Key Reasoning: The court explained that although it would interpret the Utah Constitution by focusing on its original public meaning, “look[ing] to history and tradition as part of the inquiry into what statehood-era Utahns would have understood the constitution’s text to mean,” it could from that analysis identify broader constitutionally protected principles. Id. at 1025-26. The court rejected the argument that the precise interest at issue in the case must be deeply rooted in history and tradition, highlighting that its “constitutional inquiry asks whether specific conduct falls within the umbrella of protected rights, not whether people have a recognized right to be free of a particular form of governmental interference with that right.” Id. at 1026 (cleaned up). The court indicated that it is consistent with its interpretive approach and prior cases to argue that the Utah Constitution protects the rights to bodily integrity and to make decisions about one’s family free from undue government interference, which encompasses a right to choose to seek an abortion. Id. at 1026, 1035.
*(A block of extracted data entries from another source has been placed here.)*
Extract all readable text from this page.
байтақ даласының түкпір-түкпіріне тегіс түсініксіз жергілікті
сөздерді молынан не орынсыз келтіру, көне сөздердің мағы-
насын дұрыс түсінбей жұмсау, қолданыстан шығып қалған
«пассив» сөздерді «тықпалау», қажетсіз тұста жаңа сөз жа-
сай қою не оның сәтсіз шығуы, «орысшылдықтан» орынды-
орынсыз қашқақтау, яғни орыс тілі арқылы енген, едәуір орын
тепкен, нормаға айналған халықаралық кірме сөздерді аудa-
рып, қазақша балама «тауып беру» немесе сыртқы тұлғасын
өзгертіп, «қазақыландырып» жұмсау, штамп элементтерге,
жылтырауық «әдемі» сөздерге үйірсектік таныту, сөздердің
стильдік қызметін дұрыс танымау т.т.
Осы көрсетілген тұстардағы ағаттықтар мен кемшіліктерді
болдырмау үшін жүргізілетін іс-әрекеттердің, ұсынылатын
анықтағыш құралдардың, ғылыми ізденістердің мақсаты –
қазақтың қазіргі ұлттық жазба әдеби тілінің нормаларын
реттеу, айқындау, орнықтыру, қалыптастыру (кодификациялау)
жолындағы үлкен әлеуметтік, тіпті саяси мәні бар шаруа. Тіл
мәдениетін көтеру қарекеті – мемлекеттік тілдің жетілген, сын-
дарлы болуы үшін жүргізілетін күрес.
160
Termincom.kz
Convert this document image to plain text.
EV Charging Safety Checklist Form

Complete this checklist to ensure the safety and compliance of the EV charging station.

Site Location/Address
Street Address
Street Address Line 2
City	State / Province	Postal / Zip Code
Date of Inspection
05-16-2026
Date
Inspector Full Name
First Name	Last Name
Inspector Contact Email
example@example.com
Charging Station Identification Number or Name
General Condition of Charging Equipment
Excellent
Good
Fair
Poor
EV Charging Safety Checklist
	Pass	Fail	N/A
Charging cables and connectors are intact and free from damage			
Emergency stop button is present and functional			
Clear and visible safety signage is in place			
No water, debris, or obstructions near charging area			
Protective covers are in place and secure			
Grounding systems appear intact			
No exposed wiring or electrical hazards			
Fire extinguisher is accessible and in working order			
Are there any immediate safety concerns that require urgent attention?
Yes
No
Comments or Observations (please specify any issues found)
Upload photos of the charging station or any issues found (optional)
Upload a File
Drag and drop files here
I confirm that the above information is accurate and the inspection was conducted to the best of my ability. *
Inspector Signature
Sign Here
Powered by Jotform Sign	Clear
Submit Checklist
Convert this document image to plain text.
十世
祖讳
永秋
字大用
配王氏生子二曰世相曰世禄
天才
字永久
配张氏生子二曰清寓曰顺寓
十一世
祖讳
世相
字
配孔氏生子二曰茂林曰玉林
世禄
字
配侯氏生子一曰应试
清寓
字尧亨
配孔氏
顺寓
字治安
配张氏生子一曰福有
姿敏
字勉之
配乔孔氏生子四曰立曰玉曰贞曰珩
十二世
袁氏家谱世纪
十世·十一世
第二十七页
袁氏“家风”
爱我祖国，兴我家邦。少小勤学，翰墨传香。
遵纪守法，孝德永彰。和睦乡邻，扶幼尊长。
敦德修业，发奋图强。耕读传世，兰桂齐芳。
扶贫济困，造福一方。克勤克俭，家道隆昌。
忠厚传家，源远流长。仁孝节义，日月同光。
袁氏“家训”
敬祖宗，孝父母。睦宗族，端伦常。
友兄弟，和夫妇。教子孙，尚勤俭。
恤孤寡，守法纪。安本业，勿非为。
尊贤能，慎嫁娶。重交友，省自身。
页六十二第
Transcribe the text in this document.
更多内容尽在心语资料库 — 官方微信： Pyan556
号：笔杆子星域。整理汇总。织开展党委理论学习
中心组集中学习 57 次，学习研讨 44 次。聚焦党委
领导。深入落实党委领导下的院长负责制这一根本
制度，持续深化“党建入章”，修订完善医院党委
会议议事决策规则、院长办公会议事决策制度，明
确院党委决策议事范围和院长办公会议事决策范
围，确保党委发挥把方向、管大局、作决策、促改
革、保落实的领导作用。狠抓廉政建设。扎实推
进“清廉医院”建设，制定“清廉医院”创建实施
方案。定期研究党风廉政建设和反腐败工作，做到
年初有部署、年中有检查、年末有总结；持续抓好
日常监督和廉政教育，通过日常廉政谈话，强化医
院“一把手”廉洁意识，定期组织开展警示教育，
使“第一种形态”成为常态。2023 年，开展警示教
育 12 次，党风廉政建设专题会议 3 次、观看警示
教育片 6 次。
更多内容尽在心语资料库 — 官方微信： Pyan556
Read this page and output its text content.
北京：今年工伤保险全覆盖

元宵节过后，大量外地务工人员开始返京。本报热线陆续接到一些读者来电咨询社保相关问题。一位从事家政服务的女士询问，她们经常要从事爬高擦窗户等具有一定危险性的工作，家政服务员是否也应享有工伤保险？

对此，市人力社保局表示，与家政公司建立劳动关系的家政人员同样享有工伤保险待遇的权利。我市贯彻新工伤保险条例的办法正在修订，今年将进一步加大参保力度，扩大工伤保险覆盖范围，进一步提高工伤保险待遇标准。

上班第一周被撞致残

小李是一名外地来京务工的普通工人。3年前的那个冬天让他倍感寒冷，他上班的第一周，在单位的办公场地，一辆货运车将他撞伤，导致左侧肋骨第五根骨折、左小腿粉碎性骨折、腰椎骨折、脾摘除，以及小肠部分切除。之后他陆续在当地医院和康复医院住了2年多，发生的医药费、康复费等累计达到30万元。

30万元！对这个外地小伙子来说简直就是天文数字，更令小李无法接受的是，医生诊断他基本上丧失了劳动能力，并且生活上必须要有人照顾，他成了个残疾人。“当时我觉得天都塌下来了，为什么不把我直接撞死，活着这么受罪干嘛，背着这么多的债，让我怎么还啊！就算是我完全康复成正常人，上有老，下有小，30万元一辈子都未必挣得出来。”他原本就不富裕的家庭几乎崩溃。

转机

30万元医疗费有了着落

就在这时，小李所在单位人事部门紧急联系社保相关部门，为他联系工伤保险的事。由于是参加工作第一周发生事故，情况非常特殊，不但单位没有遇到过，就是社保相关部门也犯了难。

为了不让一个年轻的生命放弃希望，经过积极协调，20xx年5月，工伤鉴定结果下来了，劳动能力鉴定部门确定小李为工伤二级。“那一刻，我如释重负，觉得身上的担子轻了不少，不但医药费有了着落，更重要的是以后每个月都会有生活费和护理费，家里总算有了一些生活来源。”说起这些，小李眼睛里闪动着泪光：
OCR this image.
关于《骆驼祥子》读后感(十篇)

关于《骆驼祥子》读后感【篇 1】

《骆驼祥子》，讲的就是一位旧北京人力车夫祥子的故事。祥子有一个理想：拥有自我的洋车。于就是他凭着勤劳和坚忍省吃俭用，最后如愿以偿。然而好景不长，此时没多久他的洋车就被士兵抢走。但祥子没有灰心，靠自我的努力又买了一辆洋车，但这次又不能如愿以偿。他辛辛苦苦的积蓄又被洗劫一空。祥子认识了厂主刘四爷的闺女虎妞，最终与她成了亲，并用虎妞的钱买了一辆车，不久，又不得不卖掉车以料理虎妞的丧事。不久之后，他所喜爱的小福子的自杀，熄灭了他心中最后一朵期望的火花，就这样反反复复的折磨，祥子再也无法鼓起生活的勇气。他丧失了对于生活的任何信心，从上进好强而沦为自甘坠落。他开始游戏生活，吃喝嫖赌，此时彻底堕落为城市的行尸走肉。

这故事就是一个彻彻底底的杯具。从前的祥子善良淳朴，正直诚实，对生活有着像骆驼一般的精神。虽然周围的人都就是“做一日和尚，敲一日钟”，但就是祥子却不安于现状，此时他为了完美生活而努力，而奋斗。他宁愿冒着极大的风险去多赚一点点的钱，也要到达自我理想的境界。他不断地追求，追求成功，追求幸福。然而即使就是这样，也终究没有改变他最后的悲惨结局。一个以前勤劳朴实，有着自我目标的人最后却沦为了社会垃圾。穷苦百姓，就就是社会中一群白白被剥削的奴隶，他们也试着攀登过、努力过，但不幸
Like the Kansas Supreme Court in Hodes, the Utah Supreme Court dismissed the argument that the state constitution could not be interpreted to protect a right to abortion because of Utah’s history of criminalizing abortion. The court reasoned that its “interpretive task is to determine what principles the people of Utah enshrined in the constitution” and then independently apply those principles to the case before the court; the court “look[s] to understand the principle embedded in the constitution and not how the people of Utah who put it in the constitution would have applied that principle.” Id. at 1028-29. The court stressed that “[f]ailure to distinguish between principles and application of those principles would hold constitutional protections hostage to the prejudices of the 1890s.” Id. at 1028.
Case Status/Subsequent History: This decision, issued in August 2024, temporarily enjoined enforcement of the law.